Wednesday, November 26, 2008
Saturday, November 22, 2008
Friday, November 21, 2008
Friday, November 14, 2008
I have known for quite some time that one of the most impossible things in the world to find is a great cocktail dress, especially when you need it. I always tell myself that I'm going to "keep my eye open" throughout the year and then that way I won't have to sift through decimated clothes racks looking for the 1/2 price dress that will change my life. Alas, another holiday season is approaching and I have yet to secure my "spanks not required", body altering dress that is perfect for every occasion. Well, the good news is, I'm pretty sure I'm going to look better than Bjork. Oh Bjork, you really know how to make a girl feel better!

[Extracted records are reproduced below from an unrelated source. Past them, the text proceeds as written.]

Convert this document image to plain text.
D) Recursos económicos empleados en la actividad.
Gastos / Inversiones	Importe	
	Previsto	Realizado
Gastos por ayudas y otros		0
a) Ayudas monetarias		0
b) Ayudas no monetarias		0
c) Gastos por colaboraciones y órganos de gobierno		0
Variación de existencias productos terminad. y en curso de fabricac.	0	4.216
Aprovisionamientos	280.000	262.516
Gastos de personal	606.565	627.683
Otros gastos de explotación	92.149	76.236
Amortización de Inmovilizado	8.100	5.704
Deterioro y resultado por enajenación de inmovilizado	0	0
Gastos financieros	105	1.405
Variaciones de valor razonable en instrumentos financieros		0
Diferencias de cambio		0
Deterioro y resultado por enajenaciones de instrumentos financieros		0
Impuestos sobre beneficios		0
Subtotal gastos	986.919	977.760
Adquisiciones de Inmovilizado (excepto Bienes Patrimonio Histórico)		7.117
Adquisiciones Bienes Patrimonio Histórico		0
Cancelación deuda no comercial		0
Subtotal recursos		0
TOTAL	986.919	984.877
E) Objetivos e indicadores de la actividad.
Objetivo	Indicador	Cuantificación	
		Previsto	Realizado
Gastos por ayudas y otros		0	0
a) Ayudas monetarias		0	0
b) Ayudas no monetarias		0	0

Thursday, November 13, 2008
Wednesday, November 12, 2008
I know that Sears is famous for their Christmas Wish Book but amazon.ca has become my little trove of treasures. My Wish List on amazon.ca has accumulated quite the titles over the last year and its newest addition if French Cooking in 10 Minutes. This little gem was written in 1930 and it has an undeniable charm. The book is filled with humour and wit and the common sense approach to life that is really refreshing to read. He advises you to cook soufflé potatoes only for your closest friends: in all likelihood, "either you will spoil the potatoes or you will spend your evening apologising for neglecting your guests". The author Edouard de Pomiane writes in an almost extinct verbal way, the way your Grandmother would teach you. Here is a sample from his book La Cuisine en Dix Minutes ou l'Adaptation au Rhythme moderne
Buy a dozen snails from a concientious tradesman, that is to say, a man who will use good butter for stuffing his snails. Arrange the twelve snails on a large fireproof dish. It is not as easy as it sounds. The opening of the shell must face upwards. Otherwise as soon as the butter melts it runs out of the shell and the snail becomes dry and tough. When you have arranged the shells properly, pour a little water into the dish. Put the dish on the fire for three or four minutes, just long enough to warm it. Then put it under the grill. In five to six minutes the butter has melted and the snails are hot. Eat them as long as they burn your fingers.